Jay Ambrose: Who is really corrupt in impeachment proceedings?

By Jay Ambrose

Tribune News Service

House Speaker Nancy Pelosi says she has discovered President Donald Trump’s impeachable offense. It’s bribery. When he was trying to get Ukrainians to investigate former Vice President Joe Biden for corruption and meanwhile briefly held up $400 million in military aid, he was bribing Ukraine, she tells us. I guess she has never read our treaty with Ukraine.

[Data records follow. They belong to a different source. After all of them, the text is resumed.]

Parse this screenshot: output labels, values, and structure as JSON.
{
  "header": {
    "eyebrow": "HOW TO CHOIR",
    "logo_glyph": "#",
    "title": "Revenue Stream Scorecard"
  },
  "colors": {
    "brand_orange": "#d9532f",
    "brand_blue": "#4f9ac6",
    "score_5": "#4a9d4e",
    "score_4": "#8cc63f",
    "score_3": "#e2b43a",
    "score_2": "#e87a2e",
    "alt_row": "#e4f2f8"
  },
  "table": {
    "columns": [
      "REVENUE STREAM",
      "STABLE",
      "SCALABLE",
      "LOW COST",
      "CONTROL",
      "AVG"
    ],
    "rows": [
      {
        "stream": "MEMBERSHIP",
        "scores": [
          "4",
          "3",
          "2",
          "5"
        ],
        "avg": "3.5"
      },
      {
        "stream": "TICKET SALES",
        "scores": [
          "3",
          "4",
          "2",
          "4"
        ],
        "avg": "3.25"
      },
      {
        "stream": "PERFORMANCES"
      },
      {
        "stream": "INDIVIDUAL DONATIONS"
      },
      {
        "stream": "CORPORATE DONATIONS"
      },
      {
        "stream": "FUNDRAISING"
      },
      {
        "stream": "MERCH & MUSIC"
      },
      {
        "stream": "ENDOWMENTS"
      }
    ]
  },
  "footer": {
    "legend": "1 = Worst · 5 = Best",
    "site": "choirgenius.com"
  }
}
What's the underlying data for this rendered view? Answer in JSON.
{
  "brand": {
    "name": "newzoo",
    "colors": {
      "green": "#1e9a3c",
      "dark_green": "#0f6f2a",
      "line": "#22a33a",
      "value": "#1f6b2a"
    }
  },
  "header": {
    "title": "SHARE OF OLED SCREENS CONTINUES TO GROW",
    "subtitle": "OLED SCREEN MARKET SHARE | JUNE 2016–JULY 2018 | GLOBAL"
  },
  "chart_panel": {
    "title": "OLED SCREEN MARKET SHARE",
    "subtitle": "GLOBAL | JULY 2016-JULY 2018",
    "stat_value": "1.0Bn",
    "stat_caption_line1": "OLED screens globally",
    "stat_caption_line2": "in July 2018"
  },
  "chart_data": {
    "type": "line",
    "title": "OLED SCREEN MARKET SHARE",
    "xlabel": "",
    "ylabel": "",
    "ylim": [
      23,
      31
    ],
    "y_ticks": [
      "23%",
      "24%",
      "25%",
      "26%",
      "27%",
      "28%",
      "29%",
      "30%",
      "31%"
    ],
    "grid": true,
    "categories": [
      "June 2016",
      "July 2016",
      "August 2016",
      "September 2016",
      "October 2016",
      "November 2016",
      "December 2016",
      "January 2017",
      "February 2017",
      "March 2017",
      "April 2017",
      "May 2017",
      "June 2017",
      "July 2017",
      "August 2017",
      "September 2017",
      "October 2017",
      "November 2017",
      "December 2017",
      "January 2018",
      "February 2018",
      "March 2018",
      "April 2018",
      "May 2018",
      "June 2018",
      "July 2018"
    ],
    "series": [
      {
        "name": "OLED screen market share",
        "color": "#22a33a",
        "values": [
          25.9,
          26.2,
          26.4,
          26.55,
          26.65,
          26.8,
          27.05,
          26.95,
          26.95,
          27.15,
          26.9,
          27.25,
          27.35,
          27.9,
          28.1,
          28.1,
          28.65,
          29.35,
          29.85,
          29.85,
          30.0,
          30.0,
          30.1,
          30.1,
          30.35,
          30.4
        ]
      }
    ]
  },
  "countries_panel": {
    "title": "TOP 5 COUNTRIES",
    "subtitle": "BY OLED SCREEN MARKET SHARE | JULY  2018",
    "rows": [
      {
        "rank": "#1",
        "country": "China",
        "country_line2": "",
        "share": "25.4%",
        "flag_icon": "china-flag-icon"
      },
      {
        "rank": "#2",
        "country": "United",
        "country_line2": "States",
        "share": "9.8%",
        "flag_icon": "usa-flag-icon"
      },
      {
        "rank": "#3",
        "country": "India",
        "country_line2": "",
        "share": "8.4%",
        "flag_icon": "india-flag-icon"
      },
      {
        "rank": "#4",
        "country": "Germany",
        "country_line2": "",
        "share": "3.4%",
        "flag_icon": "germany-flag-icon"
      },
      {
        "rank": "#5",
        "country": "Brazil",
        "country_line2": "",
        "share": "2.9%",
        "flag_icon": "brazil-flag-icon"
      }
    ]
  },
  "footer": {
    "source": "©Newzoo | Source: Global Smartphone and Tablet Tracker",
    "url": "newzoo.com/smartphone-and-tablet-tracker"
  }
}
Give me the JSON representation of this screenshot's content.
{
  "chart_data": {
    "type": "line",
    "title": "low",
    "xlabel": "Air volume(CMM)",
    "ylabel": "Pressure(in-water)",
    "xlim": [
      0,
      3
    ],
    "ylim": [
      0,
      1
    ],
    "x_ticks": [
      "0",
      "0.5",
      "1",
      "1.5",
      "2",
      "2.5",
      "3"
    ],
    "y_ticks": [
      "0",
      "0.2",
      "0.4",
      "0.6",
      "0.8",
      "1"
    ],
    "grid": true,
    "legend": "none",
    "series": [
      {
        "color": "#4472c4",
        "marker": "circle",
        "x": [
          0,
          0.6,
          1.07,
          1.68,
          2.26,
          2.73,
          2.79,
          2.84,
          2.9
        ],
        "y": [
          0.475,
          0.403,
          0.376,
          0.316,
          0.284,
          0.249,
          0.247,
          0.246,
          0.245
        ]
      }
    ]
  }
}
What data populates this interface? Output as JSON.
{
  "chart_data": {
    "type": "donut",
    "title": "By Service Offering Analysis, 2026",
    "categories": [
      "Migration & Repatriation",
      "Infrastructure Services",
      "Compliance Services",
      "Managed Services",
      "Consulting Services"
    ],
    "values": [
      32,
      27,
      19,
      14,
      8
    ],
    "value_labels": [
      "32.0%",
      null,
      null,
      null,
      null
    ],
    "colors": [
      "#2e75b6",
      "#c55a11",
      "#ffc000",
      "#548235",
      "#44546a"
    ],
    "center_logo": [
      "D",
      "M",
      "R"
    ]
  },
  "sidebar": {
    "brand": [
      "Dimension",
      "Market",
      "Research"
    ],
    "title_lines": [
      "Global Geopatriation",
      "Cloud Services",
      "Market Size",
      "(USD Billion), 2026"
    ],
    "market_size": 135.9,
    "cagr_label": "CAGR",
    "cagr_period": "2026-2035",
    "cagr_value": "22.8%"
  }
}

It says corruption is a legitimate reason to withhold aid, and, if you think about it for a minute, it is easy to see why that clause exists. A corrupt country may well misuse the aid, maybe hurting its own citizens, maybe tricking the donor, maybe furthering the cause of corruption. Ukraine happens to have a deep, dark, devastating history of corruption that has yet to make a wholly convincing exit, and Trump had reason to be concerned about Biden.

His son Hunter Biden once signed on at a salary of $50,000 a month to sit on the board of directors of Burisma, a Ukrainian energy company once in so much legal trouble that its owner took a long hike around Europe to stay out of jail. The young Biden did not speak Ukrainian and had no background in energy matters, but appears to have been qualified by virtue of his last name.

Maybe, just maybe, his family ties could help keep the company out of trouble, you can imagine the owner thinking, and then evidence seemed to arise. Vice President Joe Biden showed up and told Ukrainian officials they weren’t going to get $1 billion in U.S. aid if they did not fire a prosecutor pledged to investigate Burisma. Ukraine did fire him, and everyone was innocent of wrongdoing we have been assured. For instance, Biden defenders say, the prosecutor himself was corrupt and would likely have left Burisma alone, and many others in the Obama administration were absolutely behind this firing, as were our European allies.

I would still like you to consider the following. A State Department witness at the first open impeachment hearing said he had early on expressed an obvious worry to the vice president’s national security staffers: Hunter Biden’s Burisma connection had the appearance of a conflict of interest. Joe Biden himself said he didn’t even talk to his son about what he was doing, negligence of a kind that is nothing short of startling. A firm representing Burisma did use Hunter Biden’s name in seeking a session at the State Department. And after the prosecutor’s removal, the Burisma owner was removed from a wanted list and saw all kinds of court cases dropped on such matters as tax evasion and embezzlement.

An investigation into all of this really might turn up corruption, even though it is true that Trump’s temporary withholding of aid was not backed by many in his administration. After all, they were proud that the military package actually contained lethal weaponry, unlike Obama’s weak-kneed example. Democrats have said Trump was just trying to wound a political opponent. Well, being a political opponent of someone does not mean you’re excused from suspicions, and letting a vice president get away with malfeasance would not be OK.

Look, I am not making some kind of final judgment on Biden. I agree that Trump is fault-laden. But I do think the real corruption here, the political corruption, is best expressed by Alexander Hamilton in an essay on impeachment in The Federalist Papers. He says the greatest danger in impeachment proceedings is arriving at a decision not through “real demonstrations of innocence or guilt,” but through the strength of a party. In the House, the Democratic strength has kept Republicans from interviewing Hunter Biden, probing fronts that would give Trump a chance and maybe showing the republic-threatening chicanery that now seems obvious to some of us.